Has the building been saved?
Yes, for the moment. The previous plans for Langtree to demolish the Odeon to replace it with offices and a hotel have been scrapped.
Why did this happen?
The plan failed because the Homes and Communities Agency (the owners of the building) lost patience with Langtree, who were trying to take far longer to begin their scheme than their contract allowed, and the HCA terminated the agreement.
The developer may have been granted a few more years to try and market their scheme, however, had it not been for the work of two key campaigns.
- The first is the campaign by the former Bradford Odeon Rescue Group, a members group of seven people, which was set up at the request of Councillor Val Slater ten years ago to work together and with Bradford Council and the then Bradford Centre Regeneration for a time to discuss the Odeon. At the end of this time they then continued to lobby independently against demolition, gathering information, and producing the Odeon Observer paper for many years.
- The second is a wider public campaign which began in 2009, when individuals from around Bradford involved in community, cultural and creative projects began to collaborate to organise protest events and to campaign online, as well as gathering celebrity support. With the knowledge gained by the Bradford Odeon Rescue Group, the Bradford public were able to create a popular campaign with far-reaching input, in which anyone could get involved. This very website came from that popular campaign when it gathered pace around the time of the City Park opening this spring, and other campaigners also took to Twitter, Facebook, and hit the streets with posters, petitions, 3D glasses, stickers, projectors and banners. It truly has been a huge community effort which has not gone unnoticed.
We have no doubt that the pressure of these two campaigns showed the Homes and Communities Agency just how much the Odeon means to Bradford, and everyone who had input into the campaign can be credited with its success.
Now the issue of ownership of the building must be resolved.
One suggested option is to take advantage of the new Community Right to Bid, under the Localism Act – a new act which brings significant new opportunities to communities who
wish to own buildings in their neighbourhoods. There is money set aside to test this new legislation, and to help communities to have a real say in buildings they feel are of community value.
As part of the ongoing wider public campaign, we would like to see this Right to Bid pioneered in Bradford, with this beloved building, to ensure that the people who fought for it are the people who get to own it and guide its regeneration.
How will this work?
By creating a cross-community, cross-party structure to which the building can be passed, the community will have access to funds from Central Government to help with things like feasibility studies and other costs associated with the restoration of the building.
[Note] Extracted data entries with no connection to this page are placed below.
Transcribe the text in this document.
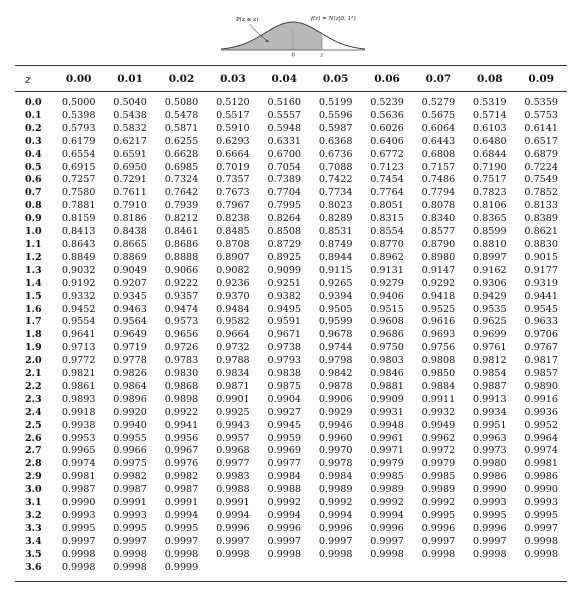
P(z ≤ z)	f(z) = N(z|0, 1²)
0	z
z	0.00	0.01	0.02	0.03	0.04	0.05	0.06	0.07	0.08	0.09
0.0	0.5000	0.5040	0.5080	0.5120	0.5160	0.5199	0.5239	0.5279	0.5319	0.5359
0.1	0.5398	0.5438	0.5478	0.5517	0.5557	0.5596	0.5636	0.5675	0.5714	0.5753
0.2	0.5793	0.5832	0.5871	0.5910	0.5948	0.5987	0.6026	0.6064	0.6103	0.6141
0.3	0.6179	0.6217	0.6255	0.6293	0.6331	0.6368	0.6406	0.6443	0.6480	0.6517
0.4	0.6554	0.6591	0.6628	0.6664	0.6700	0.6736	0.6772	0.6808	0.6844	0.6879
0.5	0.6915	0.6950	0.6985	0.7019	0.7054	0.7088	0.7123	0.7157	0.7190	0.7224
0.6	0.7257	0.7291	0.7324	0.7357	0.7389	0.7422	0.7454	0.7486	0.7517	0.7549
0.7	0.7580	0.7611	0.7642	0.7673	0.7704	0.7734	0.7764	0.7794	0.7823	0.7852
0.8	0.7881	0.7910	0.7939	0.7967	0.7995	0.8023	0.8051	0.8078	0.8106	0.8133
0.9	0.8159	0.8186	0.8212	0.8238	0.8264	0.8289	0.8315	0.8340	0.8365	0.8389
1.0	0.8413	0.8438	0.8461	0.8485	0.8508	0.8531	0.8554	0.8577	0.8599	0.8621
1.1	0.8643	0.8665	0.8686	0.8708	0.8729	0.8749	0.8770	0.8790	0.8810	0.8830
1.2	0.8849	0.8869	0.8888	0.8907	0.8925	0.8944	0.8962	0.8980	0.8997	0.9015
1.3	0.9032	0.9049	0.9066	0.9082	0.9099	0.9115	0.9131	0.9147	0.9162	0.9177
1.4	0.9192	0.9207	0.9222	0.9236	0.9251	0.9265	0.9279	0.9292	0.9306	0.9319
1.5	0.9332	0.9345	0.9357	0.9370	0.9382	0.9394	0.9406	0.9418	0.9429	0.9441
1.6	0.9452	0.9463	0.9474	0.9484	0.9495	0.9505	0.9515	0.9525	0.9535	0.9545
1.7	0.9554	0.9564	0.9573	0.9582	0.9591	0.9599	0.9608	0.9616	0.9625	0.9633
1.8	0.9641	0.9649	0.9656	0.9664	0.9671	0.9678	0.9686	0.9693	0.9699	0.9706
1.9	0.9713	0.9719	0.9726	0.9732	0.9738	0.9744	0.9750	0.9756	0.9761	0.9767
2.0	0.9772	0.9778	0.9783	0.9788	0.9793	0.9798	0.9803	0.9808	0.9812	0.9817
2.1	0.9821	0.9826	0.9830	0.9834	0.9838	0.9842	0.9846	0.9850	0.9854	0.9857
2.2	0.9861	0.9864	0.9868	0.9871	0.9875	0.9878	0.9881	0.9884	0.9887	0.9890
2.3	0.9893	0.9896	0.9898	0.9901	0.9904	0.9906	0.9909	0.9911	0.9913	0.9916
2.4	0.9918	0.9920	0.9922	0.9925	0.9927	0.9929	0.9931	0.9932	0.9934	0.9936
2.5	0.9938	0.9940	0.9941	0.9943	0.9945	0.9946	0.9948	0.9949	0.9951	0.9952
2.6	0.9953	0.9955	0.9956	0.9957	0.9959	0.9960	0.9961	0.9962	0.9963	0.9964
2.7	0.9965	0.9966	0.9967	0.9968	0.9969	0.9970	0.9971	0.9972	0.9973	0.9974
2.8	0.9974	0.9975	0.9976	0.9977	0.9977	0.9978	0.9979	0.9979	0.9980	0.9981
2.9	0.9981	0.9982	0.9982	0.9983	0.9984	0.9984	0.9985	0.9985	0.9986	0.9986
3.0	0.9987	0.9987	0.9987	0.9988	0.9988	0.9989	0.9989	0.9989	0.9990	0.9990
3.1	0.9990	0.9991	0.9991	0.9991	0.9992	0.9992	0.9992	0.9992	0.9993	0.9993
3.2	0.9993	0.9993	0.9994	0.9994	0.9994	0.9994	0.9994	0.9995	0.9995	0.9995
3.3	0.9995	0.9995	0.9995	0.9996	0.9996	0.9996	0.9996	0.9996	0.9996	0.9997
3.4	0.9997	0.9997	0.9997	0.9997	0.9997	0.9997	0.9997	0.9997	0.9997	0.9998
3.5	0.9998	0.9998	0.9998	0.9998	0.9998	0.9998	0.9998	0.9998	0.9998	0.9998
3.6	0.9998	0.9998	0.9999
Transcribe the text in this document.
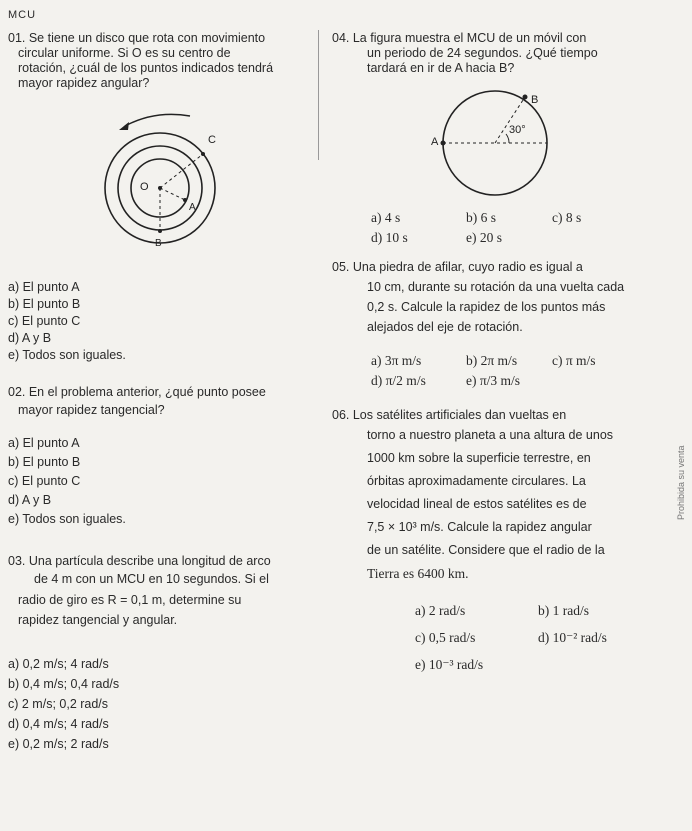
MCU
01. Se tiene un disco que rota con movimiento
circular uniforme. Si O es su centro de
rotación, ¿cuál de los puntos indicados tendrá
mayor rapidez angular?
C
O
A
B
a) El punto A
b) El punto B
c) El punto C
d) A y B
e) Todos son iguales.
02. En el problema anterior, ¿qué punto posee
mayor rapidez tangencial?
a) El punto A
b) El punto B
c) El punto C
d) A y B
e) Todos son iguales.
03. Una partícula describe una longitud de arco
de 4 m con un MCU en 10 segundos. Si el
radio de giro es R = 0,1 m, determine su
rapidez tangencial y angular.
a) 0,2 m/s; 4 rad/s
b) 0,4 m/s; 0,4 rad/s
c) 2 m/s; 0,2 rad/s
d) 0,4 m/s; 4 rad/s
e) 0,2 m/s; 2 rad/s
04. La figura muestra el MCU de un móvil con
un periodo de 24 segundos. ¿Qué tiempo
tardará en ir de A hacia B?
A
B
30°
a) 4 s	b) 6 s	c) 8 s
d) 10 s	e) 20 s
05. Una piedra de afilar, cuyo radio es igual a
10 cm, durante su rotación da una vuelta cada
0,2 s. Calcule la rapidez de los puntos más
alejados del eje de rotación.
a) 3π m/s	b) 2π m/s	c) π m/s
d) π/2 m/s	e) π/3 m/s
06. Los satélites artificiales dan vueltas en
torno a nuestro planeta a una altura de unos
1000 km sobre la superficie terrestre, en
órbitas aproximadamente circulares. La
velocidad lineal de estos satélites es de
7,5 × 10³ m/s. Calcule la rapidez angular
de un satélite. Considere que el radio de la
Tierra es 6400 km.
a) 2 rad/s	b) 1 rad/s
c) 0,5 rad/s	d) 10⁻² rad/s
e) 10⁻³ rad/s
Prohibida su venta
By creating this cross-community and cross-party group, you will also have the chance to feed into what the building becomes, as well as to know that the building will never again fall into the hands of private developers for this situation to be repeated.
By bringing together key partners around Bradford who have an interest in the city’s cultural regeneration, it is possible to create something truly special for Bradford’s cultural quarter, which will draw visitors, educate young people, and bring creative businesses to Bradford.
What about private developers?
Private developers are always an option, and the more available options for the building the better.